Haitian Epis Swaps and Substitutions

Not all Haitian epis recipes include leeks, but I find adding leeks to my epis recipe gives it an extra sweetness that I personally enjoy when using to marinate grilled meats. You can use extra leeks in the recipe if you are having trouble getting scallions.

A traditional Epis requires the use of Scotch Bonnet Peppers. Scotch Bonnet Peppers are small fiery chili peppers popular in African and Caribbean cuisine. They are closely related to habanero peppers. Scottish hats are primarily used in Epis, but they can be hard to come by. If you can’t find them, you can easily substitute habanero, bird’s-eye chilies, or cayenne pepper powder.

Alternatively, if you have a low tolerance for chillies, you can use half the Scotch Bonnet Peppers I used, or you can even use a quarter. Mild red or green chiles, a teaspoon of chili flakes, or black peppercorns can be adapted to this recipe to make it a little milder.

How to store Haitian Epis

Haitian Epis can be refrigerated for up to 5 days, if stored this way the Epis is best kept in an airtight container. Feel free to store these in glass mason jars or plastic containers.
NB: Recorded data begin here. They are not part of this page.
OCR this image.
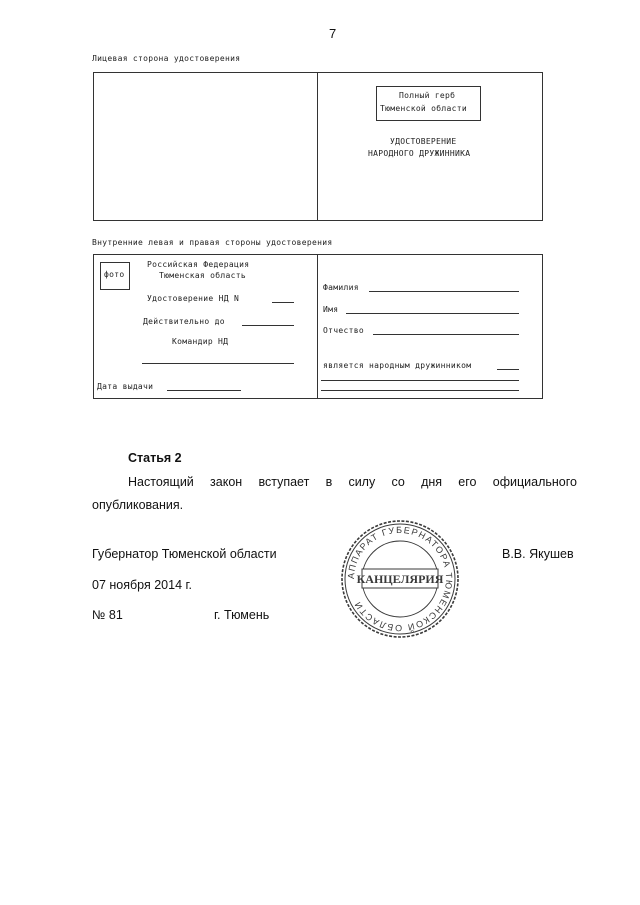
7
Лицевая сторона удостоверения
Полный герб
Тюменской области
УДОСТОВЕРЕНИЕ
НАРОДНОГО ДРУЖИННИКА
Внутренние левая и правая стороны удостоверения
фото
Российская Федерация
Тюменская область
Удостоверение НД N
Действительно до
Командир НД
Дата выдачи
Фамилия
Имя
Отчество
является народным дружинником
Статья 2
Настоящий закон вступает в силу со дня его официального
опубликования.
Губернатор Тюменской области	В.В. Якушев
07 ноября 2014 г.
№ 81	г. Тюмень
АППАРАТ ГУБЕРНАТОРА ТЮМЕНСКОЙ ОБЛАСТИ
КАНЦЕЛЯРИЯ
If you are preparing a larger batch and don’t want to use everything at once, this marinade can also be frozen and will keep for up to 3 months. The best way to freeze this is to put 2 teaspoons in ice cube trays and that way you can take it out as needed without having to thaw a whole batch of epis.

More sauce and marinade recipes

  • Chermoula
  • Mint chimichurri
  • Fresh basil pesto
  • Tomatillo Salsa Verde
  • Pesto with ramp and parsley

Haitian Epis

preparation time
10 mins

total time
10 mins

1/2 liter glass

There is no salt in this Epis recipe, so season the dishes you use it in appropriately.


  • 1 cup fresh parsley (leaves and tender stalks), roughly chopped

  • 1 red bell pepper, seeded and diced

  • 1 green bell pepper, seeded and diced

  • 2 small Scotch Bonnet peppers, diced

  • 3 spring onions, thinly sliced

  • 1 yellow onion, diced

  • 2 sticks of celery, thinly sliced

  • 1 small leek, root end removed and thinly sliced

  • 3 garlic cloves, chopped

  • 1/3 cup olive oil

  • 2 tablespoons apple cider vinegar

  • 1 lime, juiced

  • 10-15 sprigs of fresh thyme, leaves removed

special equipment

  • food processor


  1. Place ingredients in food processor:

    Place the parsley, peppers, scotch bonnets, shallots, onions, celery, leeks and garlic in the food processor, followed by the olive oil, apple cider vinegar, lime juice and thyme.

  2. Pulses in the food processor:

    Pulse until all ingredients are dissolved and a fluffy, textured paste forms, about 30 seconds.

  3. Shop Haitian Epis:

    Pour the epis into a mason jar and store in the refrigerator for up to 5 days. Alternatively, you can portion the epis into an ice cube tray and freeze them for later use.

    Did you like this recipe? Give us some stars below!

Previous articleVegan Caesar Dressing
Next articleClassic Velouté Sauce
Hello everybody, Even if you're limited on time and money, I believe you can prepare wonderful food with everyday products. All you have to do is cook cleverly and creatively!